Bis zur neuen Wahl wolle das Orchester nun die interne Diskussion über Kandidaten und die Zukunft des Ensembles weiterführen. Er hoffe, dass alle Dirigenten, die im Gespräch gewesen seien, weiter mit dem Orchester zusammenarbeiteten. Namen nannte Riegelbauer nicht. Der Posten an der Spitze des Elite-Orchesters gilt als eine der begehrtesten Aufgaben in der Welt der klassischen Musik.

Konservativer gegen Erneuerer

Im Gespräch für die Leitung der Philharmoniker waren unter anderem die Dirigenten Andris Nelsons, Chef des Boston Symphony Orchestra, Christian Thielemann, Leiter der Staatskapelle Dresden, und Daniel Barenboim, Generalmusikdirektor der Berliner Staatsoper.

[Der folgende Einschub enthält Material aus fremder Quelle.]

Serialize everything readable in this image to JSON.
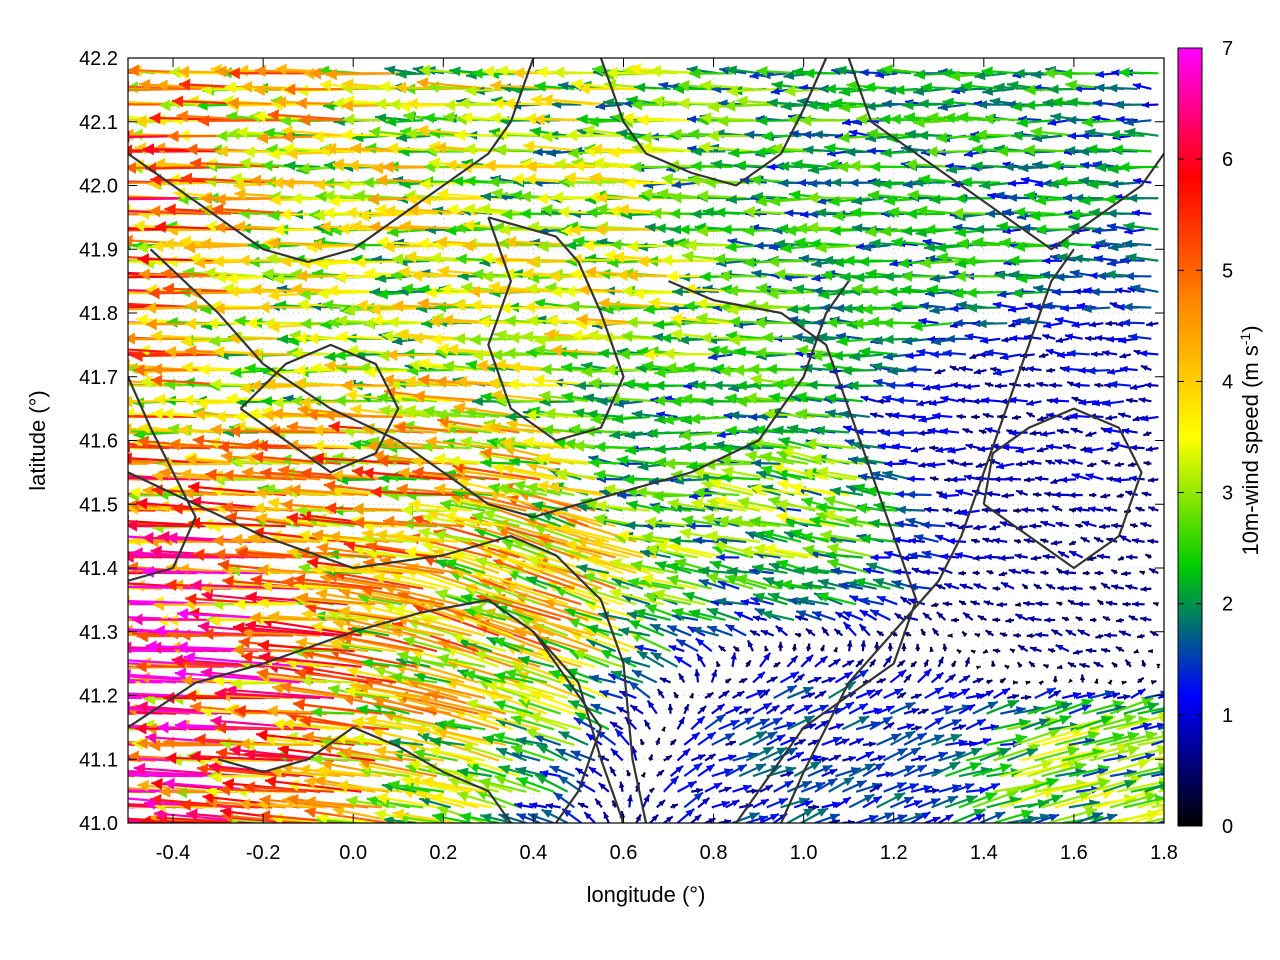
{
  "chart_data": {
    "type": "vector-field",
    "xlabel": "longitude (°)",
    "ylabel": "latitude (°)",
    "colorbar_label": "10m-wind speed (m s",
    "colorbar_label_sup": "-1",
    "colorbar_label_close": ")",
    "xlim": [
      -0.5,
      1.8
    ],
    "ylim": [
      41.0,
      42.2
    ],
    "x_ticks": [
      "-0.4",
      "-0.2",
      "0.0",
      "0.2",
      "0.4",
      "0.6",
      "0.8",
      "1.0",
      "1.2",
      "1.4",
      "1.6",
      "1.8"
    ],
    "x_tick_values": [
      -0.4,
      -0.2,
      0.0,
      0.2,
      0.4,
      0.6,
      0.8,
      1.0,
      1.2,
      1.4,
      1.6,
      1.8
    ],
    "y_ticks": [
      "41.0",
      "41.1",
      "41.2",
      "41.3",
      "41.4",
      "41.5",
      "41.6",
      "41.7",
      "41.8",
      "41.9",
      "42.0",
      "42.1",
      "42.2"
    ],
    "y_tick_values": [
      41.0,
      41.1,
      41.2,
      41.3,
      41.4,
      41.5,
      41.6,
      41.7,
      41.8,
      41.9,
      42.0,
      42.1,
      42.2
    ],
    "colorbar_range": [
      0,
      7
    ],
    "colorbar_ticks": [
      "0",
      "1",
      "2",
      "3",
      "4",
      "5",
      "6",
      "7"
    ],
    "colorbar_tick_values": [
      0,
      1,
      2,
      3,
      4,
      5,
      6,
      7
    ],
    "colormap": [
      "#000000",
      "#0000ff",
      "#00cc00",
      "#ffff00",
      "#ff8c00",
      "#ff0000",
      "#ff00ff"
    ],
    "grid": true,
    "wind_samples": [
      {
        "lon": -0.4,
        "lat": 41.9,
        "u": -4.5,
        "v": 0.1
      },
      {
        "lon": -0.4,
        "lat": 41.3,
        "u": -5.5,
        "v": 0.2
      },
      {
        "lon": 0.0,
        "lat": 41.8,
        "u": -3.0,
        "v": 0.0
      },
      {
        "lon": 0.2,
        "lat": 41.5,
        "u": -4.0,
        "v": 0.3
      },
      {
        "lon": 0.4,
        "lat": 41.4,
        "u": -3.5,
        "v": 1.2
      },
      {
        "lon": 0.6,
        "lat": 41.8,
        "u": -3.0,
        "v": 0.1
      },
      {
        "lon": 0.8,
        "lat": 41.6,
        "u": -2.0,
        "v": 0.0
      },
      {
        "lon": 1.0,
        "lat": 41.5,
        "u": -2.5,
        "v": 0.5
      },
      {
        "lon": 1.2,
        "lat": 41.9,
        "u": -2.0,
        "v": 0.0
      },
      {
        "lon": 1.4,
        "lat": 41.6,
        "u": -0.8,
        "v": 0.0
      },
      {
        "lon": 1.6,
        "lat": 41.3,
        "u": -0.6,
        "v": 0.1
      },
      {
        "lon": 1.6,
        "lat": 41.1,
        "u": 2.5,
        "v": 0.6
      },
      {
        "lon": 1.0,
        "lat": 41.1,
        "u": 1.2,
        "v": 0.5
      }
    ],
    "contours": [
      [
        [
          -0.5,
          41.15
        ],
        [
          -0.35,
          41.22
        ],
        [
          -0.2,
          41.25
        ],
        [
          0.0,
          41.3
        ],
        [
          0.15,
          41.33
        ],
        [
          0.3,
          41.35
        ],
        [
          0.4,
          41.3
        ],
        [
          0.5,
          41.22
        ],
        [
          0.55,
          41.1
        ],
        [
          0.6,
          41.0
        ]
      ],
      [
        [
          -0.5,
          41.55
        ],
        [
          -0.35,
          41.5
        ],
        [
          -0.2,
          41.45
        ],
        [
          0.0,
          41.4
        ],
        [
          0.2,
          41.42
        ],
        [
          0.35,
          41.45
        ],
        [
          0.45,
          41.42
        ],
        [
          0.55,
          41.35
        ],
        [
          0.6,
          41.25
        ],
        [
          0.62,
          41.1
        ],
        [
          0.65,
          41.0
        ]
      ],
      [
        [
          -0.45,
          41.9
        ],
        [
          -0.3,
          41.8
        ],
        [
          -0.2,
          41.72
        ],
        [
          -0.05,
          41.65
        ],
        [
          0.1,
          41.6
        ],
        [
          0.2,
          41.55
        ],
        [
          0.3,
          41.5
        ],
        [
          0.4,
          41.48
        ],
        [
          0.5,
          41.5
        ],
        [
          0.6,
          41.52
        ],
        [
          0.75,
          41.55
        ],
        [
          0.9,
          41.6
        ],
        [
          1.0,
          41.7
        ],
        [
          1.05,
          41.8
        ],
        [
          1.1,
          41.85
        ]
      ],
      [
        [
          0.3,
          41.95
        ],
        [
          0.35,
          41.85
        ],
        [
          0.3,
          41.75
        ],
        [
          0.35,
          41.65
        ],
        [
          0.45,
          41.6
        ],
        [
          0.55,
          41.62
        ],
        [
          0.6,
          41.7
        ],
        [
          0.55,
          41.8
        ],
        [
          0.5,
          41.88
        ],
        [
          0.45,
          41.92
        ],
        [
          0.3,
          41.95
        ]
      ],
      [
        [
          0.55,
          42.2
        ],
        [
          0.6,
          42.1
        ],
        [
          0.65,
          42.05
        ],
        [
          0.75,
          42.02
        ],
        [
          0.85,
          42.0
        ],
        [
          0.95,
          42.05
        ],
        [
          1.0,
          42.12
        ],
        [
          1.05,
          42.2
        ]
      ],
      [
        [
          0.7,
          41.85
        ],
        [
          0.8,
          41.82
        ],
        [
          0.95,
          41.8
        ],
        [
          1.05,
          41.75
        ],
        [
          1.1,
          41.65
        ],
        [
          1.15,
          41.55
        ],
        [
          1.2,
          41.45
        ],
        [
          1.25,
          41.35
        ],
        [
          1.2,
          41.25
        ],
        [
          1.1,
          41.2
        ],
        [
          1.0,
          41.15
        ],
        [
          0.9,
          41.05
        ],
        [
          0.85,
          41.0
        ]
      ],
      [
        [
          0.95,
          41.0
        ],
        [
          1.0,
          41.08
        ],
        [
          1.05,
          41.15
        ],
        [
          1.1,
          41.22
        ],
        [
          1.2,
          41.3
        ],
        [
          1.3,
          41.38
        ],
        [
          1.35,
          41.45
        ],
        [
          1.4,
          41.55
        ],
        [
          1.45,
          41.65
        ],
        [
          1.5,
          41.75
        ],
        [
          1.55,
          41.85
        ],
        [
          1.6,
          41.9
        ]
      ],
      [
        [
          -0.5,
          42.05
        ],
        [
          -0.4,
          42.0
        ],
        [
          -0.3,
          41.95
        ],
        [
          -0.2,
          41.9
        ],
        [
          -0.1,
          41.88
        ],
        [
          0.0,
          41.9
        ],
        [
          0.1,
          41.95
        ],
        [
          0.2,
          42.0
        ],
        [
          0.3,
          42.05
        ],
        [
          0.35,
          42.1
        ],
        [
          0.4,
          42.2
        ]
      ],
      [
        [
          1.1,
          42.2
        ],
        [
          1.15,
          42.1
        ],
        [
          1.25,
          42.05
        ],
        [
          1.35,
          42.0
        ],
        [
          1.45,
          41.95
        ],
        [
          1.55,
          41.9
        ],
        [
          1.65,
          41.95
        ],
        [
          1.75,
          42.0
        ],
        [
          1.8,
          42.05
        ]
      ],
      [
        [
          -0.25,
          41.65
        ],
        [
          -0.15,
          41.6
        ],
        [
          -0.05,
          41.55
        ],
        [
          0.05,
          41.58
        ],
        [
          0.1,
          41.65
        ],
        [
          0.05,
          41.72
        ],
        [
          -0.05,
          41.75
        ],
        [
          -0.15,
          41.72
        ],
        [
          -0.25,
          41.65
        ]
      ],
      [
        [
          0.4,
          41.3
        ],
        [
          0.45,
          41.25
        ],
        [
          0.5,
          41.2
        ],
        [
          0.55,
          41.15
        ],
        [
          0.5,
          41.05
        ],
        [
          0.45,
          41.0
        ]
      ],
      [
        [
          -0.3,
          41.1
        ],
        [
          -0.2,
          41.08
        ],
        [
          -0.1,
          41.1
        ],
        [
          0.0,
          41.15
        ],
        [
          0.1,
          41.12
        ],
        [
          0.2,
          41.08
        ],
        [
          0.3,
          41.05
        ],
        [
          0.35,
          41.0
        ]
      ],
      [
        [
          1.4,
          41.5
        ],
        [
          1.5,
          41.45
        ],
        [
          1.6,
          41.4
        ],
        [
          1.7,
          41.45
        ],
        [
          1.75,
          41.55
        ],
        [
          1.7,
          41.62
        ],
        [
          1.6,
          41.65
        ],
        [
          1.5,
          41.62
        ],
        [
          1.42,
          41.58
        ],
        [
          1.4,
          41.5
        ]
      ],
      [
        [
          -0.5,
          41.7
        ],
        [
          -0.45,
          41.62
        ],
        [
          -0.4,
          41.55
        ],
        [
          -0.35,
          41.48
        ],
        [
          -0.4,
          41.4
        ],
        [
          -0.5,
          41.38
        ]
      ]
    ]
  }
}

Unter den Traditionalisten im Orchester gab es viel Unterstützung für Thielemann (56). Der gebürtige Berliner gilt als Konservativer mit einem starken Hang zum romantischen, deutschen Repertoire und Komponisten wie Richard Wagner, Johannes Brahms und Anton Bruckner. Dagegen gilt der 36-jährige Nelsons, ebenfalls einer der Favoriten, als experimentierfreudiger Erneuerer.

Wechsel nach London

Rattle hatte 2014 angekündigt, dass er seinen Vertrag über das Jahr 2018 nicht verlängern wolle. Der Brite ist seit 2002 im Amt. 2017 tritt er als Chefdirigent des London Symphony Orchestra an und will dann ein Jahr lang zwischen Berlin und London pendeln.

Das 1882 gegründete Orchester wird vom Land Berlin subventioniert, gilt aber in seinen Entscheidungen als weitgehend unabhängig. Das Recht auf Selbstverwaltung wurde 1952 festgeschrieben.